Akarasa – Selamat
datang kerabat akarasa. Miris. Itulah ungkapan yang pas bagi kita yang sedang
menjalani hidup di jaman sekarang ini. Memangnya miris kenapa? Barangkali ini
pertanyaan dari sampeyan.
Begini, kalau kita
sedikit jeli dan ngraito (merenungkan) baik dari kehidupan kita sendiri maupun
yang terjadi disekitar kita, dapat dikatakan saat ini kita telah mengalami satu
masa yang disebut jaman edan. Satu jaman dimana kalau tidak ngedan ora keduman.

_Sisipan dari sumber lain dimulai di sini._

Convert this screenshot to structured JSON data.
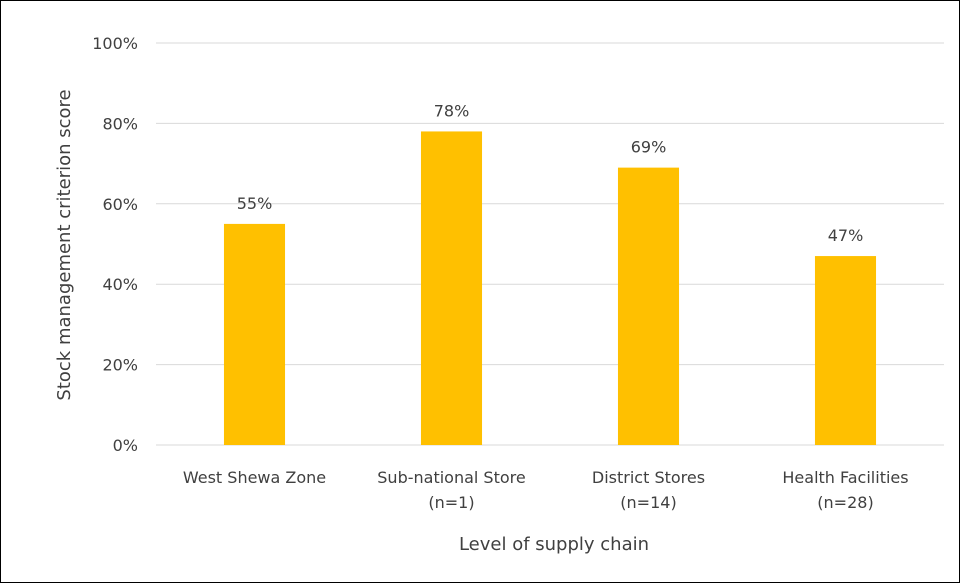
{
  "chart_data": {
    "type": "bar",
    "title": "",
    "xlabel": "Level of supply chain",
    "ylabel": "Stock management criterion score",
    "categories": [
      [
        "West Shewa Zone"
      ],
      [
        "Sub-national Store",
        "(n=1)"
      ],
      [
        "District Stores",
        "(n=14)"
      ],
      [
        "Health Facilities",
        "(n=28)"
      ]
    ],
    "values": [
      55,
      78,
      69,
      47
    ],
    "data_labels": [
      "55%",
      "78%",
      "69%",
      "47%"
    ],
    "yticks": [
      "0%",
      "20%",
      "40%",
      "60%",
      "80%",
      "100%"
    ],
    "ylim": [
      0,
      100
    ],
    "grid": true,
    "legend": "none",
    "colors": {
      "bar": "#FFC000",
      "grid": "#D9D9D9",
      "text": "#404040"
    }
  }
}
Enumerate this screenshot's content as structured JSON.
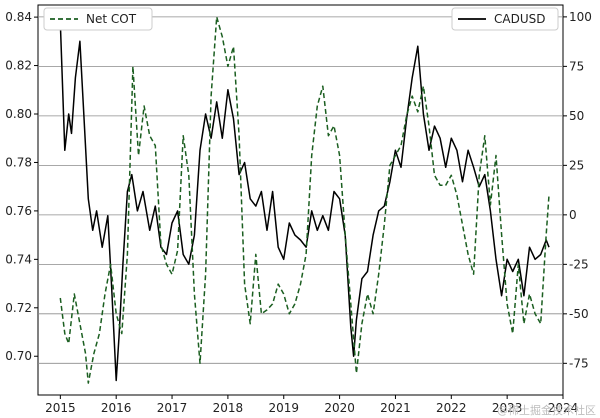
{
  "chart_data": {
    "type": "line",
    "title": "",
    "xlabel": "",
    "ylabel_left": "",
    "ylabel_right": "",
    "x_range": [
      2014.6,
      2024.0
    ],
    "x_ticks": [
      "2015",
      "2016",
      "2017",
      "2018",
      "2019",
      "2020",
      "2021",
      "2022",
      "2023",
      "2024"
    ],
    "ylim_left": [
      0.684,
      0.845
    ],
    "yticks_left": [
      "0.70",
      "0.72",
      "0.74",
      "0.76",
      "0.78",
      "0.80",
      "0.82",
      "0.84"
    ],
    "ylim_right": [
      -91,
      106
    ],
    "yticks_right": [
      "-75",
      "-50",
      "-25",
      "0",
      "25",
      "50",
      "75",
      "100"
    ],
    "grid": "horizontal lines at right-axis ticks",
    "legend_left": {
      "placement": "top-left",
      "label": "Net COT"
    },
    "legend_right": {
      "placement": "top-right",
      "label": "CADUSD"
    },
    "series": [
      {
        "name": "CADUSD",
        "axis": "left",
        "color": "#000000",
        "style": "solid",
        "x": [
          2015.0,
          2015.08,
          2015.15,
          2015.2,
          2015.27,
          2015.35,
          2015.42,
          2015.5,
          2015.58,
          2015.65,
          2015.75,
          2015.85,
          2015.92,
          2016.0,
          2016.05,
          2016.12,
          2016.2,
          2016.28,
          2016.38,
          2016.48,
          2016.6,
          2016.7,
          2016.8,
          2016.9,
          2017.0,
          2017.1,
          2017.2,
          2017.3,
          2017.4,
          2017.5,
          2017.6,
          2017.7,
          2017.8,
          2017.9,
          2018.0,
          2018.1,
          2018.2,
          2018.3,
          2018.4,
          2018.5,
          2018.6,
          2018.7,
          2018.8,
          2018.9,
          2019.0,
          2019.1,
          2019.2,
          2019.3,
          2019.4,
          2019.5,
          2019.6,
          2019.7,
          2019.8,
          2019.9,
          2020.0,
          2020.1,
          2020.2,
          2020.25,
          2020.3,
          2020.4,
          2020.5,
          2020.6,
          2020.7,
          2020.8,
          2020.9,
          2021.0,
          2021.1,
          2021.2,
          2021.3,
          2021.4,
          2021.5,
          2021.6,
          2021.7,
          2021.8,
          2021.9,
          2022.0,
          2022.1,
          2022.2,
          2022.3,
          2022.4,
          2022.5,
          2022.6,
          2022.7,
          2022.8,
          2022.9,
          2023.0,
          2023.1,
          2023.2,
          2023.3,
          2023.4,
          2023.5,
          2023.6,
          2023.7,
          2023.75
        ],
        "y": [
          0.838,
          0.785,
          0.8,
          0.792,
          0.815,
          0.83,
          0.8,
          0.765,
          0.752,
          0.76,
          0.745,
          0.758,
          0.728,
          0.69,
          0.708,
          0.738,
          0.768,
          0.775,
          0.76,
          0.768,
          0.752,
          0.762,
          0.745,
          0.742,
          0.755,
          0.76,
          0.742,
          0.738,
          0.75,
          0.785,
          0.8,
          0.79,
          0.805,
          0.79,
          0.81,
          0.798,
          0.775,
          0.78,
          0.765,
          0.762,
          0.768,
          0.752,
          0.768,
          0.745,
          0.74,
          0.755,
          0.75,
          0.748,
          0.745,
          0.76,
          0.752,
          0.758,
          0.752,
          0.768,
          0.765,
          0.75,
          0.712,
          0.7,
          0.715,
          0.732,
          0.735,
          0.75,
          0.76,
          0.762,
          0.772,
          0.785,
          0.778,
          0.798,
          0.815,
          0.828,
          0.8,
          0.785,
          0.795,
          0.79,
          0.778,
          0.79,
          0.785,
          0.772,
          0.785,
          0.778,
          0.77,
          0.775,
          0.76,
          0.74,
          0.725,
          0.74,
          0.735,
          0.74,
          0.725,
          0.745,
          0.74,
          0.742,
          0.748,
          0.745
        ]
      },
      {
        "name": "Net COT",
        "axis": "right",
        "color": "#1b5e20",
        "style": "dashed",
        "x": [
          2015.0,
          2015.08,
          2015.15,
          2015.25,
          2015.35,
          2015.45,
          2015.5,
          2015.6,
          2015.7,
          2015.8,
          2015.9,
          2016.0,
          2016.1,
          2016.2,
          2016.3,
          2016.4,
          2016.5,
          2016.6,
          2016.7,
          2016.8,
          2016.9,
          2017.0,
          2017.1,
          2017.2,
          2017.3,
          2017.4,
          2017.5,
          2017.6,
          2017.7,
          2017.8,
          2017.9,
          2018.0,
          2018.1,
          2018.2,
          2018.3,
          2018.4,
          2018.5,
          2018.6,
          2018.7,
          2018.8,
          2018.9,
          2019.0,
          2019.1,
          2019.2,
          2019.3,
          2019.4,
          2019.5,
          2019.6,
          2019.7,
          2019.8,
          2019.9,
          2020.0,
          2020.1,
          2020.2,
          2020.3,
          2020.4,
          2020.5,
          2020.6,
          2020.7,
          2020.8,
          2020.9,
          2021.0,
          2021.1,
          2021.2,
          2021.3,
          2021.4,
          2021.5,
          2021.6,
          2021.7,
          2021.8,
          2021.9,
          2022.0,
          2022.1,
          2022.2,
          2022.3,
          2022.4,
          2022.5,
          2022.6,
          2022.7,
          2022.8,
          2022.9,
          2023.0,
          2023.1,
          2023.2,
          2023.3,
          2023.4,
          2023.5,
          2023.6,
          2023.7,
          2023.75
        ],
        "y": [
          -42,
          -60,
          -65,
          -40,
          -55,
          -70,
          -85,
          -70,
          -60,
          -40,
          -25,
          -50,
          -60,
          -20,
          75,
          30,
          55,
          40,
          35,
          -15,
          -25,
          -30,
          -18,
          40,
          20,
          -40,
          -75,
          -30,
          60,
          100,
          90,
          75,
          85,
          40,
          -35,
          -55,
          -20,
          -50,
          -48,
          -45,
          -35,
          -40,
          -50,
          -45,
          -35,
          -20,
          30,
          55,
          65,
          40,
          45,
          30,
          -10,
          -45,
          -80,
          -55,
          -40,
          -50,
          -30,
          -5,
          25,
          30,
          35,
          50,
          60,
          52,
          65,
          45,
          20,
          15,
          15,
          20,
          10,
          -5,
          -20,
          -30,
          20,
          40,
          5,
          30,
          -10,
          -45,
          -60,
          -25,
          -55,
          -40,
          -50,
          -55,
          -10,
          10
        ]
      }
    ]
  },
  "watermark": "@稀土掘金技术社区"
}
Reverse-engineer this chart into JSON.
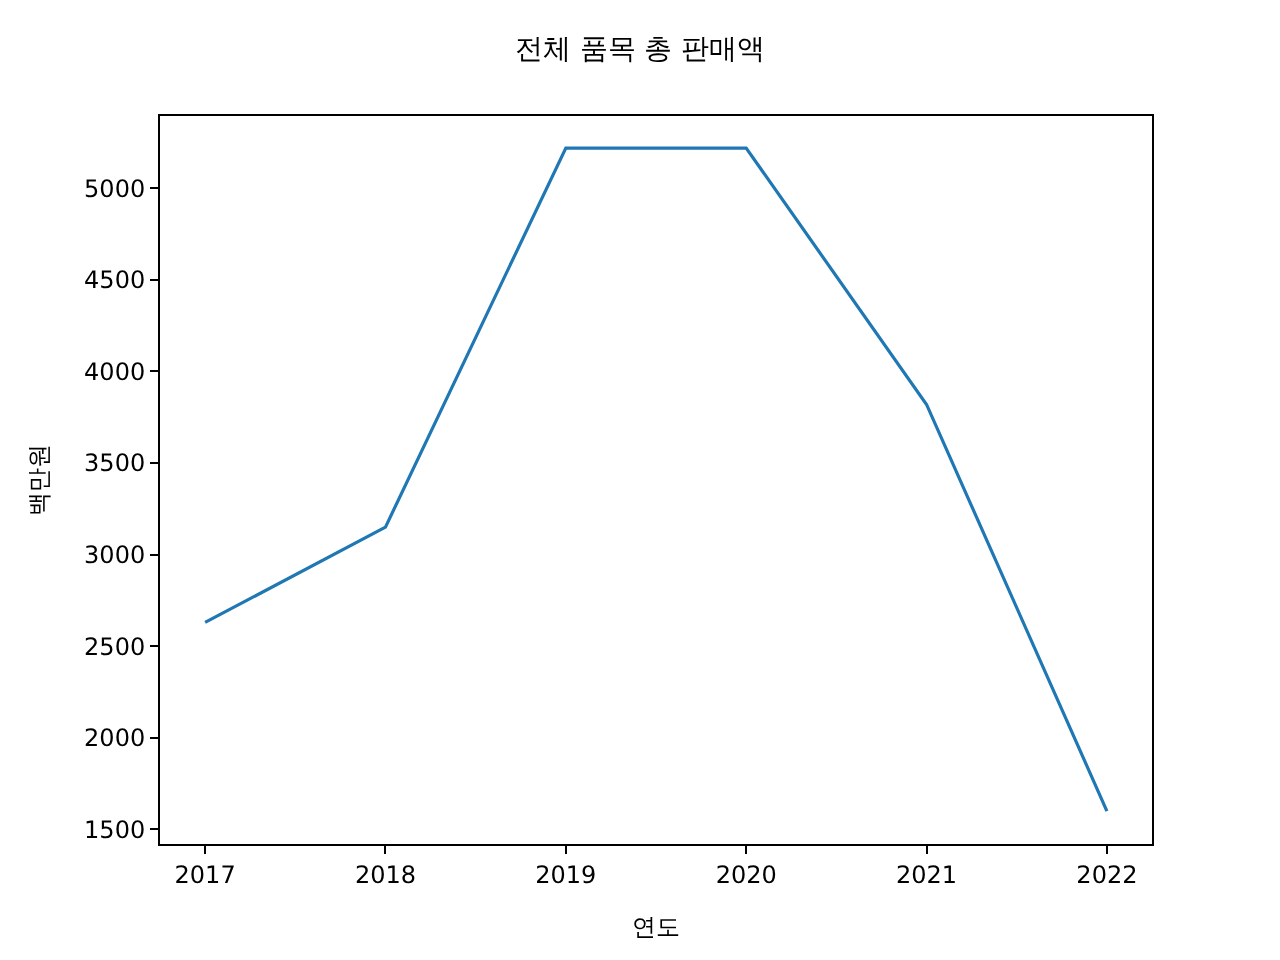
{
  "chart_data": {
    "type": "line",
    "title": "전체 품목 총 판매액",
    "xlabel": "연도",
    "ylabel": "백만원",
    "x": [
      2017,
      2018,
      2019,
      2020,
      2021,
      2022
    ],
    "series": [
      {
        "color": "#1f77b4",
        "values": [
          2630,
          3150,
          5220,
          5220,
          3820,
          1600
        ]
      }
    ],
    "xlim": [
      2016.75,
      2022.25
    ],
    "xticks": [
      2017,
      2018,
      2019,
      2020,
      2021,
      2022
    ],
    "ylim": [
      1420,
      5395
    ],
    "yticks": [
      1500,
      2000,
      2500,
      3000,
      3500,
      4000,
      4500,
      5000
    ],
    "marker": "none",
    "line_style": "solid"
  }
}
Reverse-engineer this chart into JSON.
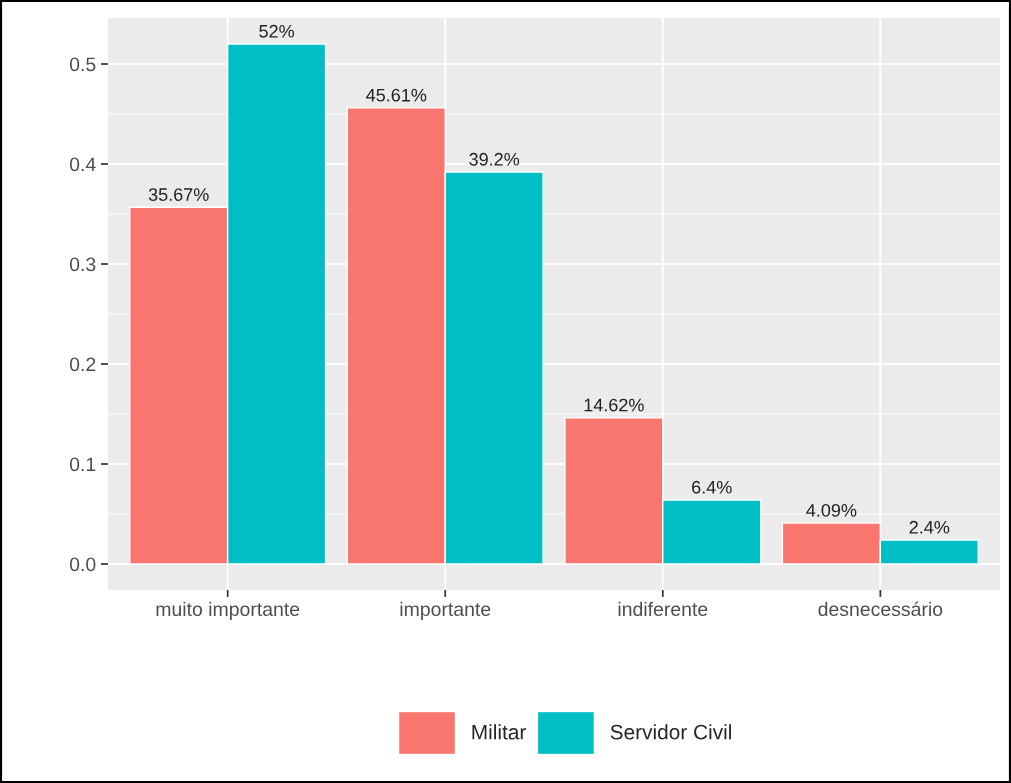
{
  "chart_data": {
    "type": "bar",
    "categories": [
      "muito importante",
      "importante",
      "indiferente",
      "desnecessário"
    ],
    "series": [
      {
        "name": "Militar",
        "color": "#f8766d",
        "values": [
          0.3567,
          0.4561,
          0.1462,
          0.0409
        ],
        "value_labels": [
          "35.67%",
          "45.61%",
          "14.62%",
          "4.09%"
        ]
      },
      {
        "name": "Servidor Civil",
        "color": "#00bfc4",
        "values": [
          0.52,
          0.392,
          0.064,
          0.024
        ],
        "value_labels": [
          "52%",
          "39.2%",
          "6.4%",
          "2.4%"
        ]
      }
    ],
    "ylim": [
      -0.026,
      0.546
    ],
    "yticks": [
      {
        "value": 0,
        "label": "0.0"
      },
      0.1,
      0.2,
      0.3,
      0.4,
      0.5
    ],
    "grid": true,
    "legend": "bottom"
  }
}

Benar demikian? Mungkin. Namun bagi sebagian orang akan menjawab iya.
Ya, jaman edan, jaman
dimana situasi mejadi tidak menentu. Segalanya penuh dengan kecemasan dan
ketidakpastian. Tidak hanya sampai di sini, bahkan cuaca pun ikut ngedan. Jika dulu
petungnya jelas antara mangsa rendeng (hujan) dan paceklik (kemarau), kini
tidak bisa ditentukan lagi. Semuanya menjadi berubah-rubah, tidak menentu.
Jaman edan, jaman
dimana orang yang pandai yang sekolahnya tingi-tinggi hingga mentok belum tentu
sukses. Jaman dimana orang bodoh belum tentu sengsara hidupnya. Jaman dimana
orang sukses adalah orang yang cerdik dan licik, sedangkan orang jujur dan
berintegrasi tinggi meski pekerja keras hidupnya malah sengsara. Inilah faktanya
yang terjadi di jaman ini.
Jujur ajur, ala mulya. Inilah
ungkapan yang pas untuk menggambarkan jaman edan ini. Selain miris tentu saja. Ya,
ungkapan Jawa ini sepertinya pas banget, bahwa orang yang jujur malah bisa jadi
hancur karena ditinggalkan orang-orang sekitarnya dan sebaliknya orang ala
(tidak baik moralnya) malah kehidupannya bisa jadi baik, karena berani berbuat
dengan menghalalkan segala cara.
Di jaman edan seperti
ini, korupsi sudah dimaklumi sedemikian rupa. Saking edannya, KTP pun dimakan. Besi
di makan, aspal dipakai lalapan. Ya, kita mengalami yang namanya moral hanya
jargon semata. Tak lebih dari itu, sudah tidak dipentingkan lagi. Kita sudah
tak akan menemukan yang namanya persahabatan dan perkawanan yang abadi, yang
ada semua serba kepentingan. Kawan bisa menjadi lawan, dan yang tadinya lawan
bisa menjadi kawan asalkan menguntungkan. Syahwat dibiarkan tanpa kendali.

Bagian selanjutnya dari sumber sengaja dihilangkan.